Miami Marlins – No. 39
- Pitcher
- Born: April 15, 2003 (age 23) Santiago, Dominican Republic
- Bats: RightThrows: Right

MLB debut
- May 12, 2023, for the Miami Marlins

MLB statistics (through 2026 season)
- Win–loss record: 20–23
- Earned run average: 3.80
- Strikeouts: 383
- Stats at Baseball Reference

Teams
- Miami Marlins (2023, 2025–present);

= Eury Pérez (pitcher) =

Dominican baseball player (born 2003)

Eury Rafael Pérez (born April 15, 2003) is a Dominican professional baseball pitcher for the Miami Marlins of Major League Baseball (MLB). Pérez signed with the Marlins as an international free agent in 2019, and made his MLB debut in 2023.

==Career==
Pérez signed with the Miami Marlins as an international free agent on July 2, 2019. He did not play in a game in 2020 due to the cancellation of the minor league season because of the COVID-19 pandemic. Pérez made his professional debut in 2021 with the Single-A Jupiter Hammerheads. In 20 starts split between Jupiter and the High-A Beloit Snappers, Pérez registered a cumulative 3–5 record and 1.96 ERA with 108 strikeouts in 78 innings pitched.
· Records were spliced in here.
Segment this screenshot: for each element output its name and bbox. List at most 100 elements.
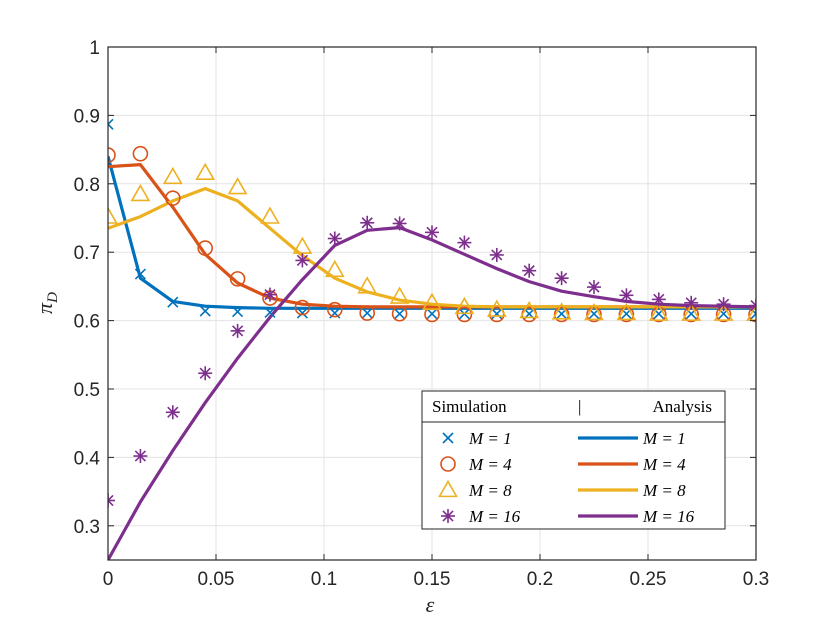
- x-tick-label: 0.15: [414, 569, 451, 590]
- simulation-point-m-8: [389, 286, 410, 304]
- y-tick-label: 0.9: [74, 106, 100, 127]
- simulation-point-m-8: [292, 236, 313, 254]
- simulation-point-m-8: [713, 303, 734, 321]
- legend-header-analysis: Analysis: [653, 397, 713, 416]
- simulation-point-m-8: [519, 300, 540, 319]
- simulation-point-m-1: [134, 268, 146, 280]
- x-tick-label: 0.05: [198, 569, 235, 590]
- simulation-point-m-1: [199, 305, 211, 317]
- y-tick-label: 0.6: [74, 312, 100, 333]
- y-tick-label: 0.8: [74, 175, 100, 196]
- simulation-point-m-4: [165, 190, 181, 206]
- simulation-point-m-8: [746, 303, 756, 321]
- simulation-point-m-16: [133, 449, 148, 464]
- simulation-point-m-8: [357, 276, 378, 294]
- simulation-point-m-16: [392, 216, 407, 231]
- simulation-point-m-8: [195, 162, 216, 181]
- y-tick-label: 0.5: [74, 380, 100, 401]
- legend-marker-m-8: [438, 479, 458, 498]
- y-axis-label: πD: [32, 292, 61, 314]
- y-tick-label: 0.3: [74, 517, 100, 538]
- legend-header-simulation: Simulation: [432, 397, 507, 416]
- legend-analysis-label: M = 1: [642, 429, 686, 448]
- simulation-point-m-16: [295, 253, 310, 268]
- analysis-line-m-16: [108, 226, 756, 560]
- simulation-point-m-16: [619, 288, 634, 303]
- simulation-point-m-8: [260, 206, 280, 224]
- simulation-point-m-8: [486, 299, 507, 317]
- legend-analysis-label: M = 8: [642, 481, 686, 500]
- simulation-point-m-16: [198, 366, 213, 381]
- simulation-point-m-16: [108, 493, 115, 508]
- simulation-point-m-1: [167, 296, 179, 308]
- simulation-point-m-1: [491, 308, 503, 320]
- simulation-point-m-8: [584, 302, 604, 321]
- simulation-point-m-4: [748, 306, 756, 323]
- x-axis-label: ε: [426, 592, 435, 617]
- simulation-point-m-4: [294, 299, 311, 316]
- simulation-point-m-4: [197, 240, 213, 256]
- legend-marker-m-4: [440, 456, 456, 472]
- x-tick-label: 0: [103, 569, 114, 590]
- simulation-markers: [108, 118, 756, 508]
- simulation-point-m-16: [457, 235, 472, 250]
- simulation-point-m-8: [616, 302, 637, 321]
- simulation-point-m-4: [108, 147, 116, 163]
- legend-analysis-label: M = 4: [642, 455, 686, 474]
- legend: Simulation | Analysis M = 1 M = 1 M = 4 M =…: [421, 390, 726, 530]
- simulation-point-m-4: [650, 306, 667, 323]
- legend-rows: M = 1 M = 1 M = 4 M = 4 M = 8 M = 8 M = 16 M = …: [438, 429, 695, 526]
- simulation-point-m-4: [424, 306, 440, 323]
- simulation-point-m-16: [230, 323, 245, 338]
- simulation-point-m-8: [454, 296, 475, 315]
- tick-labels: 0 0.05 0.1 0.15 0.2 0.25 0.3 0.3 0.4 0.5 0.6 0.7 0.8…: [74, 38, 770, 590]
- legend-marker-m-1: [442, 432, 454, 444]
- simulation-point-m-4: [229, 271, 246, 287]
- simulation-point-m-1: [394, 308, 406, 320]
- y-tick-label: 0.7: [74, 243, 100, 264]
- simulation-point-m-8: [422, 292, 442, 310]
- simulation-point-m-4: [326, 301, 343, 318]
- simulation-point-m-16: [425, 225, 439, 240]
- simulation-point-m-4: [456, 306, 473, 323]
- simulation-point-m-16: [165, 405, 180, 420]
- simulation-point-m-16: [554, 271, 569, 286]
- simulation-point-m-4: [391, 305, 408, 322]
- simulation-point-m-1: [426, 308, 438, 320]
- simulation-point-m-16: [327, 231, 342, 246]
- simulation-point-m-8: [227, 177, 248, 195]
- simulation-point-m-8: [130, 183, 151, 202]
- simulation-point-m-1: [232, 306, 244, 318]
- legend-sim-label: M = 4: [468, 455, 512, 474]
- simulation-point-m-8: [551, 302, 572, 320]
- x-tick-label: 0.2: [527, 569, 553, 590]
- simulation-point-m-8: [681, 303, 702, 321]
- legend-sim-label: M = 1: [468, 429, 512, 448]
- simulation-point-m-8: [162, 166, 183, 185]
- simulation-point-m-1: [361, 307, 373, 319]
- legend-analysis-label: M = 16: [642, 507, 695, 526]
- simulation-point-m-16: [489, 247, 504, 262]
- simulation-point-m-1: [264, 306, 276, 318]
- simulation-point-m-16: [263, 287, 277, 302]
- legend-header-separator: |: [578, 397, 581, 416]
- legend-box: [421, 390, 726, 530]
- x-tick-label: 0.25: [630, 569, 667, 590]
- svg-text:πD: πD: [32, 292, 61, 314]
- simulation-point-m-16: [522, 263, 537, 278]
- simulation-point-m-16: [716, 297, 731, 312]
- simulation-point-m-4: [359, 305, 376, 321]
- simulation-point-m-16: [684, 295, 699, 310]
- simulation-point-m-16: [749, 298, 756, 313]
- simulation-point-m-8: [648, 303, 669, 321]
- y-axis-label-main: π: [32, 302, 57, 314]
- simulation-point-m-4: [132, 145, 149, 162]
- x-tick-label: 0.3: [743, 569, 769, 590]
- y-tick-label: 0.4: [74, 448, 101, 469]
- y-tick-label: 1: [89, 38, 100, 59]
- simulation-point-m-1: [296, 307, 308, 319]
- simulation-point-m-8: [324, 259, 345, 278]
- legend-marker-m-16: [441, 509, 455, 523]
- legend-sim-label: M = 8: [468, 481, 512, 500]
Pérez split the 2022 season between Jupiter and the Double-A Pensacola Blue Wahoos. In 18 combined starts, he posted a 3–3 record and 3.97 ERA with 110 strikeouts in 77.0 innings of work. Following the season, he was named the Marlins' Minor League Pitcher of the Year. Pérez was assigned to Pensacola to begin the 2023 season, where he made 6 starts and logged a 3–1 record and 2.32 ERA with 42 strikeouts in 31.0 innings pitched.

On May 10 2023, the Marlins announced that Pérez would be promoted to the major leagues for the first time and debut against the Cincinnati Reds two days later. He officially had his contract selected to the active roster on May 12. He was optioned to Double-A Pensacola on July 7. In 19 starts for the Marlins in his rookie campaign, Pérez registered a 5–6 record and 3.15 ERA with 108 strikeouts across 91 1/3 innings pitched.

On April 4, 2024, it was announced that Pérez would undergo Tommy John surgery, ending his season. On June 9, 2025, Pérez was activated off of the injured list to make his return from surgery. Over the remainder of the season, he made 20 starts for Miami, compiling a 7–6 record and 4.25 ERA with 105 strikeouts across 95 1/3 innings pitched.

On May 29, 2026, Pérez was ruled out for eight weeks after suffering a gracilis strain. In his third start after being activated from the injured list, on July 5, Pérez threw seven innings towards a perfect game, retiring all 21 batters he faced on 92 pitches, before being taken out of the game. Reliever Lake Bachar lost the perfect game and no-hitter to the first two batters of the 8th; though the Marlins had an 8–0 lead when Pérez was removed, the bullpen struggled mightily to finish the game and the Marlins only narrowly won 9–8.

On September 25 2026, he threw his first complete game shutout vs. the Atlanta Braves, which was also his first shutout as well. He only allowed 1 walk and 1 hit in a 3-0 win.